Valencia has a new manager, not that there’s much surprise in that. Since Rafa Benitez left the club as La Liga champions in 2004, 12 coaches have come and gone in the intervening 11 years, delivering a solitary piece of silverware (the 2008 Copa del Rey) between them.
The identity of the new man in charge at the Mestalla, however, has most certainly raised eyebrows. Former Manchester United and England defender Gary Neville has agreed to hold the reigns in Spain until the end of the season, alongside his existing role as Roy Hodgson’s assistant with England. It’s his first managerial/head coach appointment, and he’ll be joining his younger brother Phil in Spain’s third largest city.

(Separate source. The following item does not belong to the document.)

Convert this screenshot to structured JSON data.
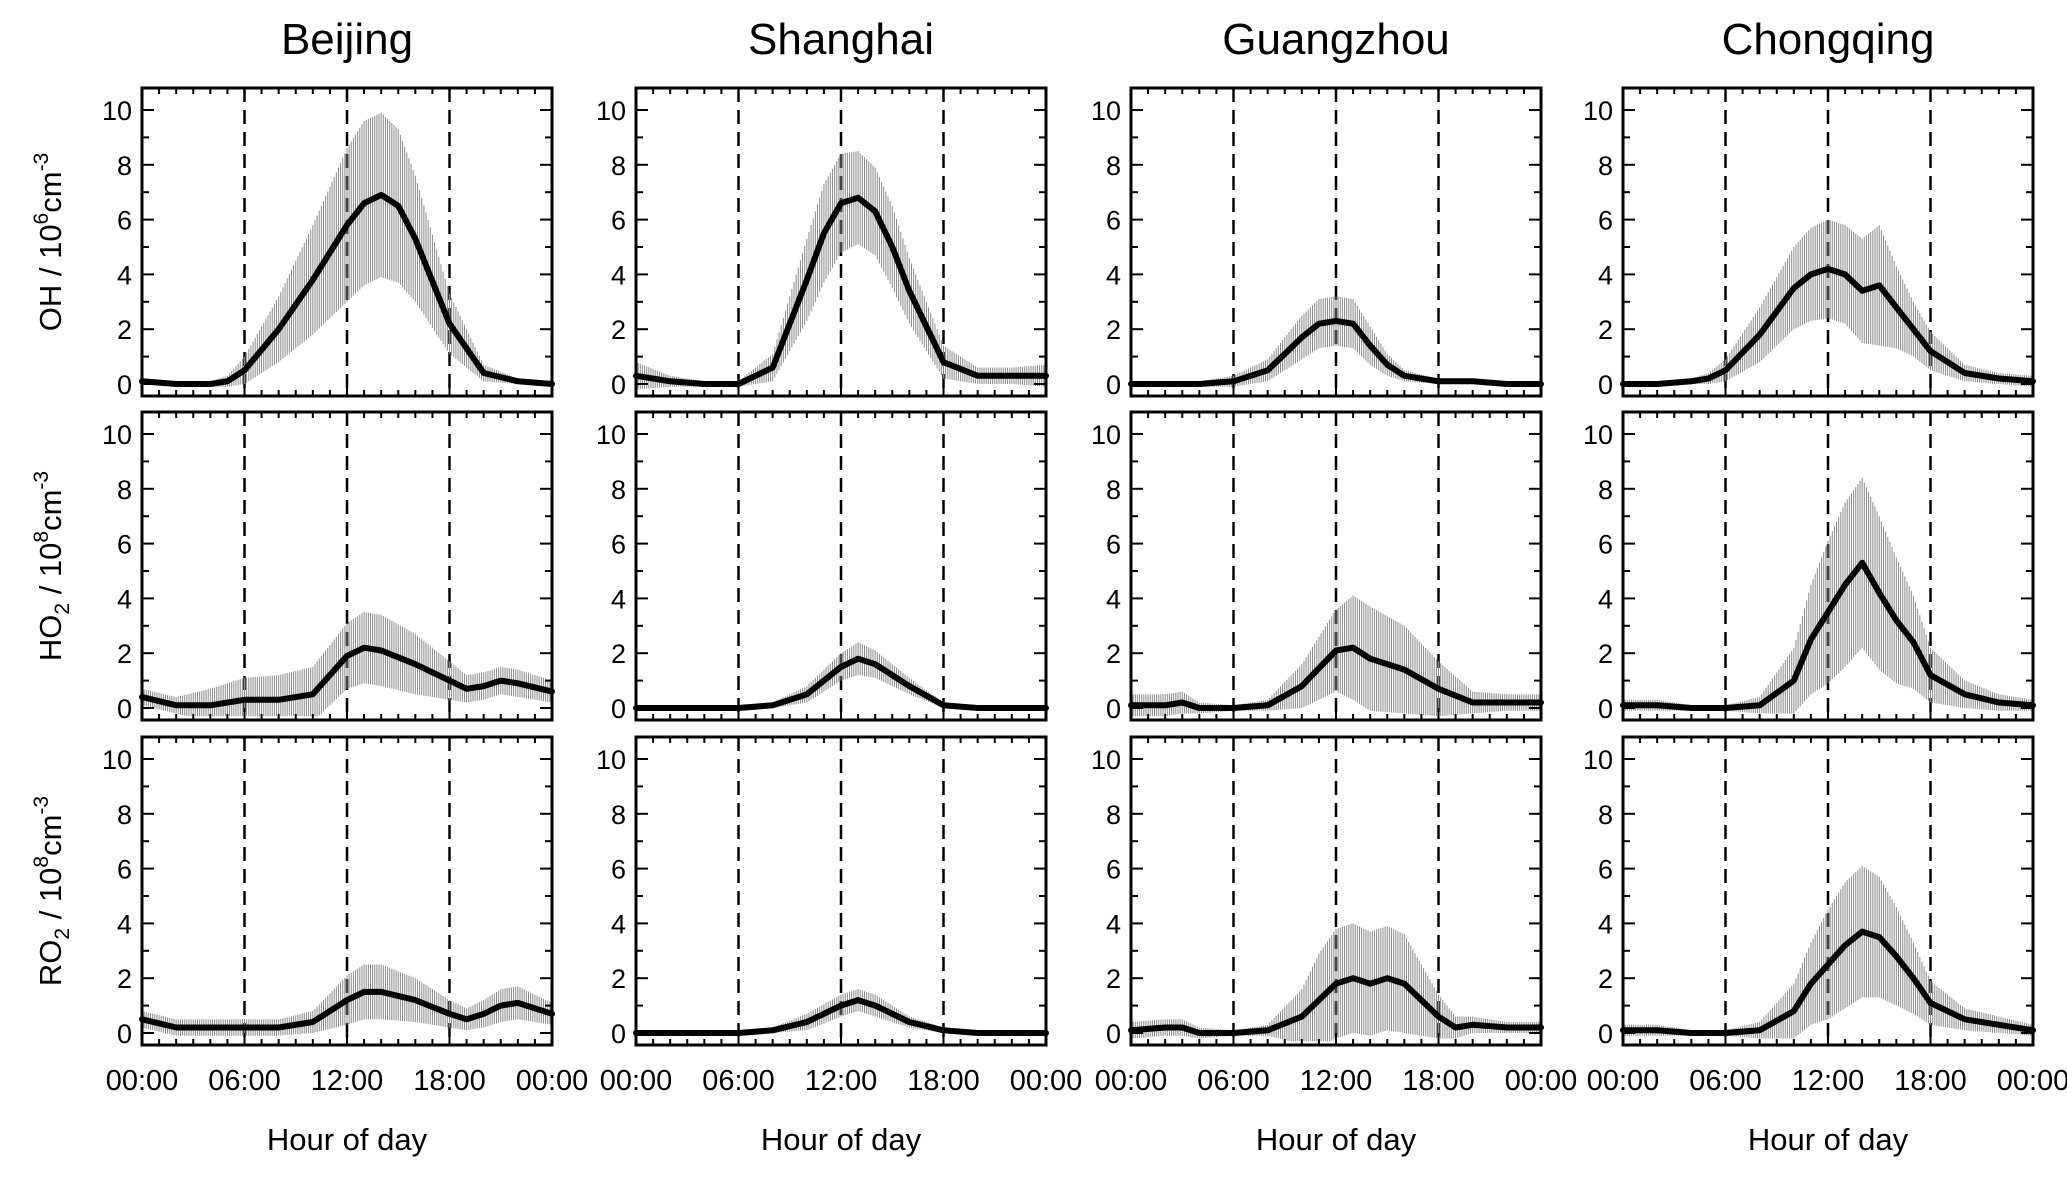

So why, like a well-known fictional news anchor, is this kind of a big deal? Simply put, because we’re about to find out whether Gary Neville can live up to the hype. You see, despite having never previously managed a top-flight club, Neville is currently the bookmaker’s favorite to be the next manager of both England and Manchester United.
How has this happened?
Since retiring as a player, Gary Neville has built himself a reputation as one of England’s finest football commentators and experts, with journalist Graham Hunter going so far as to say that Neville has "changed the landscape of football in Britain with the brilliance of his analysis". UK cable channel Sky Sports paid him a reported $1.8 million a year to bolster their Premier League coverage with his mid-match insights and post-game analysis, a salary and role Neville has forgone with his move to Spain. His eloquent, intelligent critiques of the English domestic game, combined with his experience and success as a player at the highest level, have convinced many that Neville is a man set for bigger things, notably inside his old stomping grounds Wembley Stadium and Old Trafford.
But, like the budgie, talk is cheap. Managerial chops aren’t forged on well-lit, artistically back-dropped sofas, but on training grounds, in dressing rooms, at pitch-side. It’s why breathtakingly mediocre former players such as Robbies Earle and Mustoe get paid to pontificate on NBC Sports, but would never in a million years be charged with successfully steering a top-flight club.
Neville knows that, of course. But it doesn't make his move to Valencia any less risky. Certainly part of Neville’s authority as a commentator and analyst stems from the fact that he is a very successful former player. But equally, his words carry greater weight by dint of the fact that he is not a failed former manager.
At least, not yet.
That Neville has even taken the Valencia job is an indication of both his commitment to the game and his long-term aspirations. By joining Los Che, Neville has exchanged the safe, cozy and well-remunerated world of punditry for the haphazard cut-and-thrust of football management, at a very unstable club and in a country where he’s never previously lived. He'll be asking players who don't necessarily know his reputation to follow his instruction and buy into his ethos, all in a language he doesn't yet speak.
All of which makes the next six months a high stakes, zero-sum game. If Neville proves himself within that short window, and under such circumstances, then the current 4/1 odds on him being the next England or Manchester United manager will shorten further. If he fails, not only will his managerial aspirations be severely dented, he’ll also never enjoy the same media career again: every analysis and tactical insight tainted by the knowledge that Gary Neville couldn’t cut it as a manager.